MELUT, Sudan—Today was a historic day for Southern Sudan. Across the vast, underdeveloped, France-sized region, southerners lined up to register to vote in the January self-determination referendum that is widely expected to lead to Sudan’s split.
But on this blisteringly hot afternoon in Melut—a quiet town on the banks of the Nile a few hours’ drive from Sudan’s north-south border—an outsider could be forgiven for not knowing the import of this day, which brought Southern Sudan one step closer to the moment when the majority of southerners intend to cast their votes for independence. At least at first glance, it seemed to be business as usual here.
Just after noon on one of Melut’s main (unpaved) streets, a young boy fried falafel while an older man prepared a large plate of foul (fava beans) and bread for some women dressed in colorful, floor-length material which also covered their heads. Here in the northernmost part of Southern Sudan, some Islamic traditions have taken root in the culture, although the majority of the people in this particular community are from the Dinka tribe and are not Muslim.
I am here to report a story on how Sudan’s oil industry may (or may not) change after the south’s referendum, but today the photographer whom I work with and I were roaming the streets of Melut in search of a voter registration center. We had just arrived from Malakal, the capital of Upper Nile state, by United Nations helicopter. Having missed observing registration getting underway in Malakal because of an unexpectedly early departure of our U.N. flight, we were anxious to see some folks registering so I could call him some “color” to my editor in Nairobi for my wire story on the start of registration, and so the photographer could take photos of it all.

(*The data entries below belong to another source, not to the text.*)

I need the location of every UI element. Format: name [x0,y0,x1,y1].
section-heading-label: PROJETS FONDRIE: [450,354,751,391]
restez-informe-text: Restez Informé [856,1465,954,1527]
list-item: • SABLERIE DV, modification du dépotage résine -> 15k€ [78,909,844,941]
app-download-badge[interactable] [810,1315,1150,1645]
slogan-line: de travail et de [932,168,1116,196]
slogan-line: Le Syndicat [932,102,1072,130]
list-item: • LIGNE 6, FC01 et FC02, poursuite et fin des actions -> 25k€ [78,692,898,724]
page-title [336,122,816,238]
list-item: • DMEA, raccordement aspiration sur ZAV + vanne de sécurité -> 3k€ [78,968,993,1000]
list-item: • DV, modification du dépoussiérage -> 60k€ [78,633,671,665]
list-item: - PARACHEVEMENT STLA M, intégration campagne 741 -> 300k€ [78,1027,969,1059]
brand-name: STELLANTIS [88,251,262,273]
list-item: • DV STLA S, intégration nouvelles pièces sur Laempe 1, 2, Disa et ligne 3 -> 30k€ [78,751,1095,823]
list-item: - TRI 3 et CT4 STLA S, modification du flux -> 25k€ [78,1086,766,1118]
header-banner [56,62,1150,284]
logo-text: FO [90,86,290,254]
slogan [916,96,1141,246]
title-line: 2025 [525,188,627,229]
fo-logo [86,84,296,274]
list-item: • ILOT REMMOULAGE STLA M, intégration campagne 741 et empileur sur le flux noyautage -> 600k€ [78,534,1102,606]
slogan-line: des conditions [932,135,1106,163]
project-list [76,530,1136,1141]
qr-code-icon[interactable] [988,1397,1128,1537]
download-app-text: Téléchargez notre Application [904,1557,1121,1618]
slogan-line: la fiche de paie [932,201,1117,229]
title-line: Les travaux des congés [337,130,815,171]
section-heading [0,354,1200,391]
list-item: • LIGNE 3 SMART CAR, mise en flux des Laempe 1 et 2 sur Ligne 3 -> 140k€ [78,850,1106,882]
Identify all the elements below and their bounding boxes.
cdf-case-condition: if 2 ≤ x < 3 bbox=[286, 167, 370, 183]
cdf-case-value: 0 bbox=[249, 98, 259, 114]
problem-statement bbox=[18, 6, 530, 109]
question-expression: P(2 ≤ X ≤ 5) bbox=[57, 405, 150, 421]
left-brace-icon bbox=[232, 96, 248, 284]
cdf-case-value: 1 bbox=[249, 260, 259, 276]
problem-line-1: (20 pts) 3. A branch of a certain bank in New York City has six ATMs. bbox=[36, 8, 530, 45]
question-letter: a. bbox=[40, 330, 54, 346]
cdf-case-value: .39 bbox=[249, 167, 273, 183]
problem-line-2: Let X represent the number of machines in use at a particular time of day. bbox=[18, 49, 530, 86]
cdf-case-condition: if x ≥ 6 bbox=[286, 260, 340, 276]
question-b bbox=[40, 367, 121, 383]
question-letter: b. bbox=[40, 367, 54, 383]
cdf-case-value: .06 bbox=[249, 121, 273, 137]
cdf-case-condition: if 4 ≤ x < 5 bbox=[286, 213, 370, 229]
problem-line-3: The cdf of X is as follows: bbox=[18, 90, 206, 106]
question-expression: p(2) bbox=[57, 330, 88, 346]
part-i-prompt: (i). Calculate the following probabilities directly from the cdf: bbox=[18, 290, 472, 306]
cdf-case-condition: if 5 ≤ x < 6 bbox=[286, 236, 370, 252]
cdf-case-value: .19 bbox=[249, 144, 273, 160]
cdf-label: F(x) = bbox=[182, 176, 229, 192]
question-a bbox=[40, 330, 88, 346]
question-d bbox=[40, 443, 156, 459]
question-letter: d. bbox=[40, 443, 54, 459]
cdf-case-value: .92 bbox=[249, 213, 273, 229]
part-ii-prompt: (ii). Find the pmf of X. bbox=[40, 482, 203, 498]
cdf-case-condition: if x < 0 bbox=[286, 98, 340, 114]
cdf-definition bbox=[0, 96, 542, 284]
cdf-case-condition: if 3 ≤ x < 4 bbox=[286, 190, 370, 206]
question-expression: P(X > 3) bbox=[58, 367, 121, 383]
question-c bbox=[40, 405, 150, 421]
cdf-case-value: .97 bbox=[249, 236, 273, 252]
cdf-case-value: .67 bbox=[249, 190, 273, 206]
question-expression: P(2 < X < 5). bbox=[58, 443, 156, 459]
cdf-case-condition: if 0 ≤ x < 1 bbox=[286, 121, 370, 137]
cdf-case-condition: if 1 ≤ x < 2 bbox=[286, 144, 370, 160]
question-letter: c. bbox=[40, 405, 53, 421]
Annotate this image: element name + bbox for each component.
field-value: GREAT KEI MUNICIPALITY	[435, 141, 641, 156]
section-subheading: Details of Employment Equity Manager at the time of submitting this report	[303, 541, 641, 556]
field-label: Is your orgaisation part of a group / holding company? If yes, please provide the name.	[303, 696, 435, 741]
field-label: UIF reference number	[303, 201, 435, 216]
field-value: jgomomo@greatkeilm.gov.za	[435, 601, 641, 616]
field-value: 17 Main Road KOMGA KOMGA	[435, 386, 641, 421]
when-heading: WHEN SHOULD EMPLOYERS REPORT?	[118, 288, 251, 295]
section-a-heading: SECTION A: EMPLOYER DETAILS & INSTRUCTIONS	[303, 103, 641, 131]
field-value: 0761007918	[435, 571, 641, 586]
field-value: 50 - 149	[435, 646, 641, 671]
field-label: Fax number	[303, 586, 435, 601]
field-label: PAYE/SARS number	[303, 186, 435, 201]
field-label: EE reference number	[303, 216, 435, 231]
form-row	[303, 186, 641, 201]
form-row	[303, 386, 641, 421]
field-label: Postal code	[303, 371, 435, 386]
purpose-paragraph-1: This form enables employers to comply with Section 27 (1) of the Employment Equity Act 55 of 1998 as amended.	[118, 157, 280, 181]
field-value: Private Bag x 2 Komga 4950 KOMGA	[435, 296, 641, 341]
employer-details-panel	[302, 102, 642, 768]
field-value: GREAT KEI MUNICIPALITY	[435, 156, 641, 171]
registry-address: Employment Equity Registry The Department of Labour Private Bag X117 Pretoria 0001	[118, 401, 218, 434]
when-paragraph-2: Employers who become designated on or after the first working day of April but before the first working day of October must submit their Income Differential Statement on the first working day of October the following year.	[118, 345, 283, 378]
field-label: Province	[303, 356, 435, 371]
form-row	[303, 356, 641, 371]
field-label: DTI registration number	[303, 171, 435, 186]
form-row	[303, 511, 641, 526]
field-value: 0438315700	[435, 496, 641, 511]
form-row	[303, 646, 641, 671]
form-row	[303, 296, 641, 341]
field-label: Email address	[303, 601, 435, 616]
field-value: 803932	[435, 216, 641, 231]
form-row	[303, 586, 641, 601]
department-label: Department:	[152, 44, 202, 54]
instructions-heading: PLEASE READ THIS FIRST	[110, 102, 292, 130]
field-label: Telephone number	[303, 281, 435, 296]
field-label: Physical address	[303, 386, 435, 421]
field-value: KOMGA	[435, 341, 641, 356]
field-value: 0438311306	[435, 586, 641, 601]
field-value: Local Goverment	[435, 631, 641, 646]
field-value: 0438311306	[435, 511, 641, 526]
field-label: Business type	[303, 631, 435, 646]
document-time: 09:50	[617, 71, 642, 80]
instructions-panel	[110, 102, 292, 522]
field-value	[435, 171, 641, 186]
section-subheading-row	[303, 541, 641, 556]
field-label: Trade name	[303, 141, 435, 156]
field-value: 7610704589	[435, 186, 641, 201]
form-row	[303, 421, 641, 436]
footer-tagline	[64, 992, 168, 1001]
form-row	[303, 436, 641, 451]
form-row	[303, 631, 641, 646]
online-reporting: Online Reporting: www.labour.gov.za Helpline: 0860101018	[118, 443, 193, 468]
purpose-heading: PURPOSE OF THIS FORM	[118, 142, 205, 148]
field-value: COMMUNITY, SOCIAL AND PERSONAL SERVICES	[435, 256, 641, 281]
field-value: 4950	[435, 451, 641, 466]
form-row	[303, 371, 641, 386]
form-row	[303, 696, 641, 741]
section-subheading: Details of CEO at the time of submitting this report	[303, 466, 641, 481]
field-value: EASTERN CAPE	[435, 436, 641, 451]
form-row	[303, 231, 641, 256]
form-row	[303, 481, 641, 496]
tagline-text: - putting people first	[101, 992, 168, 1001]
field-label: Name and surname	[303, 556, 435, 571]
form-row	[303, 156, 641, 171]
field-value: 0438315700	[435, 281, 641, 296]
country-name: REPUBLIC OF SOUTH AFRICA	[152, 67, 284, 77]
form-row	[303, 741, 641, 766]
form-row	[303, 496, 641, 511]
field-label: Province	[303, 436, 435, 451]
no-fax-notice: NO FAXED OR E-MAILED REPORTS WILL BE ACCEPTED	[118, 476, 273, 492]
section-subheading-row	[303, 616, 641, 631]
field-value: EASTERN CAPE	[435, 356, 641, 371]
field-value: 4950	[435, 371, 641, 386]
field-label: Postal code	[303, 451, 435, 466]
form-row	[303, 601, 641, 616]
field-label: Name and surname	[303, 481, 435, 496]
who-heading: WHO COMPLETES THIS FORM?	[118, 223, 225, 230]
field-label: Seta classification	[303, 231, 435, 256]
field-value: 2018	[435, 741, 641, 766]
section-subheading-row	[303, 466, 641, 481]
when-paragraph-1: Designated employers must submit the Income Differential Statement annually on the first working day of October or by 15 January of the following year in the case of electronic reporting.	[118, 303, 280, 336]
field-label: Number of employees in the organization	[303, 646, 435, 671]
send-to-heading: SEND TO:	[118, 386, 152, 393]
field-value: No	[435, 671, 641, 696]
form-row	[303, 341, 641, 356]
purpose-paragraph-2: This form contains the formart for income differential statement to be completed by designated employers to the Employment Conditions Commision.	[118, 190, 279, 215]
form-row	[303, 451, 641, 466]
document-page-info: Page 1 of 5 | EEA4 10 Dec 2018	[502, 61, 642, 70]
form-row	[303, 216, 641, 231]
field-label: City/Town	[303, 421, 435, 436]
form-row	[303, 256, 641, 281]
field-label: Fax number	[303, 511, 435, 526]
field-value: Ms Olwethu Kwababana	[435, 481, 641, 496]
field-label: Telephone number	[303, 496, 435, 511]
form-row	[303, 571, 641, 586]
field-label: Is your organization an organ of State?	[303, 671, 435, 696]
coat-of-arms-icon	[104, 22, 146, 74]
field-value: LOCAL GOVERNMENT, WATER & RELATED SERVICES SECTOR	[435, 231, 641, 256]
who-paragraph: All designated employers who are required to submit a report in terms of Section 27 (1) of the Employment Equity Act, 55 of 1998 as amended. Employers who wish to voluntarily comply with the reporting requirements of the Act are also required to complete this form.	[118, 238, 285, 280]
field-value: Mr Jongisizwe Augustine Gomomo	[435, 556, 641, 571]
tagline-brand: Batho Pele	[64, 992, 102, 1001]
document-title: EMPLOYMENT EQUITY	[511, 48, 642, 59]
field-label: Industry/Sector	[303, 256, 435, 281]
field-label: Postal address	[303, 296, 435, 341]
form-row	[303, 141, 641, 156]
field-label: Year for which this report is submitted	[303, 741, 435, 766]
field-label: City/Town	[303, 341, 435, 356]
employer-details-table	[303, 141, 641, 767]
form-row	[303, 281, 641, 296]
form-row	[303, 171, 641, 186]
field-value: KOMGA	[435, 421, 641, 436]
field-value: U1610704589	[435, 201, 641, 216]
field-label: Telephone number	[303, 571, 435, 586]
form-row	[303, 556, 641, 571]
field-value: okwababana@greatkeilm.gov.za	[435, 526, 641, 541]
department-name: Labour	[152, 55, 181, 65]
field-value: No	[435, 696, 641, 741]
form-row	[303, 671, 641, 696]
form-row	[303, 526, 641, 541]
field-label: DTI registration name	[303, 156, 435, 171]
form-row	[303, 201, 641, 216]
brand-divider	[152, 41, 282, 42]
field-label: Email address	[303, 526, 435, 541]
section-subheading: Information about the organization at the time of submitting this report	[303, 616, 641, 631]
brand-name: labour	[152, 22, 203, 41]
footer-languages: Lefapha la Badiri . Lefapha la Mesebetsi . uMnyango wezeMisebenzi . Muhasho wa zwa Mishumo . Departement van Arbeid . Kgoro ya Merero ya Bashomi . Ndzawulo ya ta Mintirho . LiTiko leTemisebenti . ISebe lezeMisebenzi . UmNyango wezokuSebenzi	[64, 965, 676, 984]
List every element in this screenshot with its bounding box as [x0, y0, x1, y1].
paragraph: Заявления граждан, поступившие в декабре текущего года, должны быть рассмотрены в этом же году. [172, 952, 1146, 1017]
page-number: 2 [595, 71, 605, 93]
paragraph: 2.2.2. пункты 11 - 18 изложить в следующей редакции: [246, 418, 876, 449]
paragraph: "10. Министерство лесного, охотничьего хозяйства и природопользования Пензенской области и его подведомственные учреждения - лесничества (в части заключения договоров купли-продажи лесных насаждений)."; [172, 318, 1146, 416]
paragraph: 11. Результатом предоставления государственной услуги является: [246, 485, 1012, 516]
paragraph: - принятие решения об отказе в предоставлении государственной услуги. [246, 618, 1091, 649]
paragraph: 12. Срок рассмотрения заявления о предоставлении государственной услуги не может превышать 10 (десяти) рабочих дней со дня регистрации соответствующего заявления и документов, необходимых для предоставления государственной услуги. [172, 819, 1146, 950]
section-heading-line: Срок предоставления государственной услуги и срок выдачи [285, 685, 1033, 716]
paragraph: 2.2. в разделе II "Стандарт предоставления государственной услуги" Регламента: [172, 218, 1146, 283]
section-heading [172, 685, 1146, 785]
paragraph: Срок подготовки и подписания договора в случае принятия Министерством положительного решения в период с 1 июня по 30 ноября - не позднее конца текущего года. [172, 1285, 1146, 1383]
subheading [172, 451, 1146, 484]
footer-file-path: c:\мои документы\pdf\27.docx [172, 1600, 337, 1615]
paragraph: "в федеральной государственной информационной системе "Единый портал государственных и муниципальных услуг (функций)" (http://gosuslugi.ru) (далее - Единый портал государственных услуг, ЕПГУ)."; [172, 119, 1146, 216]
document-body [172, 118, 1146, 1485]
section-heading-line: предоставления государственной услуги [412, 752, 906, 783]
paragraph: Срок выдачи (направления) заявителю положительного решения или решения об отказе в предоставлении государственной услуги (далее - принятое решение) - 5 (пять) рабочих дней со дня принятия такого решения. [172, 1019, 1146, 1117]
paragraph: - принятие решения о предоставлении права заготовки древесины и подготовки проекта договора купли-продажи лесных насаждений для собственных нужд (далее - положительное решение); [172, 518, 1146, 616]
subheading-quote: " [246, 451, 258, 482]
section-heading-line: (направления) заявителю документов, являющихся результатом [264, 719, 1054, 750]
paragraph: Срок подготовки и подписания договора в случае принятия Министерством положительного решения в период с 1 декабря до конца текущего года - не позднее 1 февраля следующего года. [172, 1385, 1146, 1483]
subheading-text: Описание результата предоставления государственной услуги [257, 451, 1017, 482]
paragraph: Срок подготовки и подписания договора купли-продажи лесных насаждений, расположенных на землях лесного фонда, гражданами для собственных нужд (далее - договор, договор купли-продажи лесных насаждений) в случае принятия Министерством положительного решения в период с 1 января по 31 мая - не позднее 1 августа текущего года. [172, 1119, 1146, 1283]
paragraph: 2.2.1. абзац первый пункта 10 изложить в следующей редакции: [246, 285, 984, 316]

As we munched on tasty falafel at the roadside shop, I worried that we were going to strike out on our attempt to witness voter registration taking off in one (of many) of the south’s far-flung rural areas. Then I went to buy some water at another shop, and as I was greeting all of the men gathered outside in what my friend calls my “kindergarten Arabic,” one young man pulled out his registration card and said that he and all of his friends were going to vote for separation. Although we had to communicate in a mix of broken Arabic and English, it was clear that he was excited to have registered and looking forward to January 9 when he would be able to cast his vote for independence.
Later in the afternoon, at one of the two registration centers in Melut, the scene was still quiet, as two rows—one for women, one for men—of seated people snaked through the open-air hallway of an elementary school and into a classroom where the two-step registration process was proceeding calmly. The mood, however, was much different than that of Sudan’s recent elections. Somehow, it seemed that people were more excited about the process, and that they’d be happy to stand in line for hours or even days if necessary in order to participate in it. This makes a great deal of sense, because the referendum is, after all, the culmination of a decades-long struggle for self-rule, autonomy, and respect. As billboards in Juba suggest, it’s the “final walk to freedom.”
After a man in a flowing white jallibiya and brown and white skull cap exited the registration center with his laminated card in hand, he walked through an open field of brown grass with birds flying overhead. It was another normal day in Melut, but the people here came one step closer to their freedom vote.